5. Partner with HR to transform CX-inspired behaviors into official processes and practices.

Our partnership with HR not only helped support the workshops, but also identified and articulated behaviors that impacted customer sentiment. Unfortunately, these acquired lessons can quickly dissipate if there’s not a process in place to back them up. That’s why it’s important to partner closely with HR to achieve the long-term cultural change required to further the goals of the CX program. HR has the performance management expertise and the systems in place to tangibly and effectively reward employees for the behaviors the CX program calls for, and to negate those which are counterproductive.

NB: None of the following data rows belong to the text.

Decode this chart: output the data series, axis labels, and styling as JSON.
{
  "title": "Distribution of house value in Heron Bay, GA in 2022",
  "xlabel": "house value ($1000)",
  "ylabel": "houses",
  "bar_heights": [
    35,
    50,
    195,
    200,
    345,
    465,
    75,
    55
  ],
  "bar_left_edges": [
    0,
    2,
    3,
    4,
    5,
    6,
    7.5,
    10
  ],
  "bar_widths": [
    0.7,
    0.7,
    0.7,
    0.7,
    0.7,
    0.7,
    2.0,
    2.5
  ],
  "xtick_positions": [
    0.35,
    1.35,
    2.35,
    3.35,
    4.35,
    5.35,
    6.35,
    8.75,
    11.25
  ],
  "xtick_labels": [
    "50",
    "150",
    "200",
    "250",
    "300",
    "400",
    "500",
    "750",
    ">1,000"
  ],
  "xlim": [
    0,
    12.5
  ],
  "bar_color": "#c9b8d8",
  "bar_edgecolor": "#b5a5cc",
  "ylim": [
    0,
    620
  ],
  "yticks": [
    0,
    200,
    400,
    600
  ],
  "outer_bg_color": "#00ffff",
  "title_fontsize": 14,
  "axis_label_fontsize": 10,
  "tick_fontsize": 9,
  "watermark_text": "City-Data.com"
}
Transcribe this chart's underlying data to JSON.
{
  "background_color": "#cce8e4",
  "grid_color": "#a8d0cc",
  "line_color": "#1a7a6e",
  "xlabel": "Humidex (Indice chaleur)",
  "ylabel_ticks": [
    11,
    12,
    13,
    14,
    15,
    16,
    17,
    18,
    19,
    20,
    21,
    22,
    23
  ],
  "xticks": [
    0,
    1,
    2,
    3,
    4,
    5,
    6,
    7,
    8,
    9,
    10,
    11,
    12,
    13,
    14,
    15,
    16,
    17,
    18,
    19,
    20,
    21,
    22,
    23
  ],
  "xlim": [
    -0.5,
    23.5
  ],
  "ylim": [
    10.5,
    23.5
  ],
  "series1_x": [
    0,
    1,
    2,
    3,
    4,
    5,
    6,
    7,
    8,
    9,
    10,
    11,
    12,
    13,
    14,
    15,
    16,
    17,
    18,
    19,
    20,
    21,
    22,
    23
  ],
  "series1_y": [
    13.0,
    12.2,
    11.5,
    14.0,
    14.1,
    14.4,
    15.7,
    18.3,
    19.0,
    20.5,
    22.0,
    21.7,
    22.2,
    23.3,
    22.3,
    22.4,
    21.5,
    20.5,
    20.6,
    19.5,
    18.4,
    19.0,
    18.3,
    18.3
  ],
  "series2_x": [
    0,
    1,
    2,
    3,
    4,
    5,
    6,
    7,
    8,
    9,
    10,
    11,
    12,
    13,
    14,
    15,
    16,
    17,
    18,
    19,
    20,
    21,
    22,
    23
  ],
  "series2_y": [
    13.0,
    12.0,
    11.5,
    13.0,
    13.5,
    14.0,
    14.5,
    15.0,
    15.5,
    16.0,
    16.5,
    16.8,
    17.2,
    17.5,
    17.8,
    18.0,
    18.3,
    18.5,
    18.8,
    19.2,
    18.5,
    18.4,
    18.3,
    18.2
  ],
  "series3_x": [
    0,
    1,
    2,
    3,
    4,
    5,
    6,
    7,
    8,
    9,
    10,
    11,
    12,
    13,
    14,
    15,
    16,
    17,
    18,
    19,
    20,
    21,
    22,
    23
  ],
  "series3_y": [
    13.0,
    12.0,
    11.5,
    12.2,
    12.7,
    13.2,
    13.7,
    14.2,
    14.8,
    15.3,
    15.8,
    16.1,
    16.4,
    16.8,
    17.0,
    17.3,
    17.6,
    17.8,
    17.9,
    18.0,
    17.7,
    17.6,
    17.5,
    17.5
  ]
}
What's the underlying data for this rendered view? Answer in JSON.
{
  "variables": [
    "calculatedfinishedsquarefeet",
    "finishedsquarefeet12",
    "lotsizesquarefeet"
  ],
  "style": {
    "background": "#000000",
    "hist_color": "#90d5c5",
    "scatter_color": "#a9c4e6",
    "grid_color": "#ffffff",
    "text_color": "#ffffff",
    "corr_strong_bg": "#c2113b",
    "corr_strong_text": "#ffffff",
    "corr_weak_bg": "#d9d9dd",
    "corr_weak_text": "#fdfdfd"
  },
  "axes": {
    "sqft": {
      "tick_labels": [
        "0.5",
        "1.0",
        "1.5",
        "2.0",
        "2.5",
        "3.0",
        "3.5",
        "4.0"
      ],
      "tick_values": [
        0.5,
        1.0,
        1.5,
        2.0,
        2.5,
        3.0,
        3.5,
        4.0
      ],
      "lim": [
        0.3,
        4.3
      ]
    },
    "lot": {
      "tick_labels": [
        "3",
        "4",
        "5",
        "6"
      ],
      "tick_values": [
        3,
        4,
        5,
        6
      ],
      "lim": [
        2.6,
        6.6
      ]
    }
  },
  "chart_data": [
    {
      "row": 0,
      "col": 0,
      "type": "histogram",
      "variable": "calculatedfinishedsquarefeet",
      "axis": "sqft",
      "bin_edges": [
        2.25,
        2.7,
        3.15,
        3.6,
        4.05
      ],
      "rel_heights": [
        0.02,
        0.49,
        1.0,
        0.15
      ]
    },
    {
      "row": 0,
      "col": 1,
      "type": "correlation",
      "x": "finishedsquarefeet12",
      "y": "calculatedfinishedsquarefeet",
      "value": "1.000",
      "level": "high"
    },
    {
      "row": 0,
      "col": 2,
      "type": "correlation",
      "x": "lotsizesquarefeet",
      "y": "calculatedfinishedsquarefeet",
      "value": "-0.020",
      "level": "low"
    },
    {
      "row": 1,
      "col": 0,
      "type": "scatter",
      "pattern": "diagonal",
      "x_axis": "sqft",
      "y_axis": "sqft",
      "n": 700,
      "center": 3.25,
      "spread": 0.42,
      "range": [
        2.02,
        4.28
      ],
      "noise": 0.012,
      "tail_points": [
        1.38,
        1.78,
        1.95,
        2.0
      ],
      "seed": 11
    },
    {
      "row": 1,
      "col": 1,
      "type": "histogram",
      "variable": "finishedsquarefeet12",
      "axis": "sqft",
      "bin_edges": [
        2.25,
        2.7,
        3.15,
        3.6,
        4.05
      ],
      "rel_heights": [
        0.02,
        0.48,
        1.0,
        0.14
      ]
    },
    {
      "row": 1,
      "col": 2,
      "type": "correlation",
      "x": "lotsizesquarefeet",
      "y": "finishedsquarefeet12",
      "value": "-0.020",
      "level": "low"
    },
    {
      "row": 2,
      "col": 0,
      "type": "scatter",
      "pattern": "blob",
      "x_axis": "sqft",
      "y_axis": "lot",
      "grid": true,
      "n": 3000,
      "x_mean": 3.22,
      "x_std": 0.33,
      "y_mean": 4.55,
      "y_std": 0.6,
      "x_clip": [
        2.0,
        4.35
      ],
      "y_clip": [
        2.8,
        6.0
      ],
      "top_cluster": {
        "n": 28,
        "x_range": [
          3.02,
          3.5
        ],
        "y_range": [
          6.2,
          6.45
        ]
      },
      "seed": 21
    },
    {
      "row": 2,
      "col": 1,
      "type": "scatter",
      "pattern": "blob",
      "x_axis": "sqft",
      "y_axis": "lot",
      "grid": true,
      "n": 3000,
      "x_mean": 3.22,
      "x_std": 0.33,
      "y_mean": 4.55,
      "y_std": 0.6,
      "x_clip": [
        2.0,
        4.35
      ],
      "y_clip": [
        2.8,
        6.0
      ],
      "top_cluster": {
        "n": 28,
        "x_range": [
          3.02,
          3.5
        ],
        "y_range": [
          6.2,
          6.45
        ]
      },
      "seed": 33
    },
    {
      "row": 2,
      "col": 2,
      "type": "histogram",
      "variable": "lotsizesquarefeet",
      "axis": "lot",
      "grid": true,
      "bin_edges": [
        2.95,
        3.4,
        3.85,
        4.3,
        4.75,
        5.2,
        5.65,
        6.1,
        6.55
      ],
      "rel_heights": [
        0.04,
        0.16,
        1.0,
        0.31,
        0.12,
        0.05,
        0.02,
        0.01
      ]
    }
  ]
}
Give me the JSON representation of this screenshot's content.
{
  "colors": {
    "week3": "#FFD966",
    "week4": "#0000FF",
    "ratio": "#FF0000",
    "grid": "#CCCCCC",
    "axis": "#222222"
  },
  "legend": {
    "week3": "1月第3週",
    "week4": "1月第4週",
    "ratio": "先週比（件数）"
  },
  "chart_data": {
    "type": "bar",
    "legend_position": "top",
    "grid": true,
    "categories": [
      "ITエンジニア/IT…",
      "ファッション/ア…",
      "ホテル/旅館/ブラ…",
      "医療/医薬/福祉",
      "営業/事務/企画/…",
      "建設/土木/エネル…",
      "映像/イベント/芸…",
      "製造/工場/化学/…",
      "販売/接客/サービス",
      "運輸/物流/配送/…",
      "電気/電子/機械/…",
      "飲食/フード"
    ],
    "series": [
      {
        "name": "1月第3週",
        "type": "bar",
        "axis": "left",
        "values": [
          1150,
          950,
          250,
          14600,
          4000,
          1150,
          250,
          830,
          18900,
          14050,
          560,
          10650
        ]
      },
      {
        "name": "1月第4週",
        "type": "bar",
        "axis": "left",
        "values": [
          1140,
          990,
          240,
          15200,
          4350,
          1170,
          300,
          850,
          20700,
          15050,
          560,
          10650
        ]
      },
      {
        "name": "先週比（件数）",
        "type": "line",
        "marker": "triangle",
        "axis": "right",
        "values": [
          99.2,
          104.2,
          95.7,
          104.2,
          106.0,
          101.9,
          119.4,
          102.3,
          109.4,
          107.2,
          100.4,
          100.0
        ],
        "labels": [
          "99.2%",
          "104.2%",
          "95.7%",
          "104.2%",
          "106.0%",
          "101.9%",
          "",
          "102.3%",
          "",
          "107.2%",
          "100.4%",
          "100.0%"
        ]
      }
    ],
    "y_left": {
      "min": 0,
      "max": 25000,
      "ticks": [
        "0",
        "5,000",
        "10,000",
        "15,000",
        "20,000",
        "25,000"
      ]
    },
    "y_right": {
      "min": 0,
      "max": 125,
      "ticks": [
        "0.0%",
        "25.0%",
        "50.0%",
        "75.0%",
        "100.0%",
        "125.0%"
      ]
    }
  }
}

By executing these steps, we were able to collect information from our customers, determine their expectations, create a guiding principle that would enable us to exceed them, and most importantly create behaviors that furthered our goal of creating customers for life. All companies are unique, and the steps above will differ by definition from organization to organization. But they do serve as a valuable roadmap that all practitioners can use to ensure that they are not only putting CX to work in their own efforts, but also the very organizations they serve.

Nancy Porte
Nancy Porte is the Vice-Chair for the Board of Directors of the Customer Experience Professionals Association (CXPA). Previously, as Vice President of Global Customer Experience for Verint and with a background in operations management, her passion is developing differentiated customer experiences through cross-functional collaboration and employee engagement. She is a Certified Customer Experience Professional (CCXP) and frequent speaker at industry conferences.

2 COMMENTS

  1. I appreciate the way Verint practices what they preach in a comprehensive, repeatable way. Nice work, Nancy!

  2. As an expansion on point #1, suggest including employees, as a sampling group along with customers, This provides “mirroring” insights, having employees give perspectives as to the value they think customers are receiving. These findings – often very revealing – can offer perspectives regarding gaps between customer and supplier views of value delivery.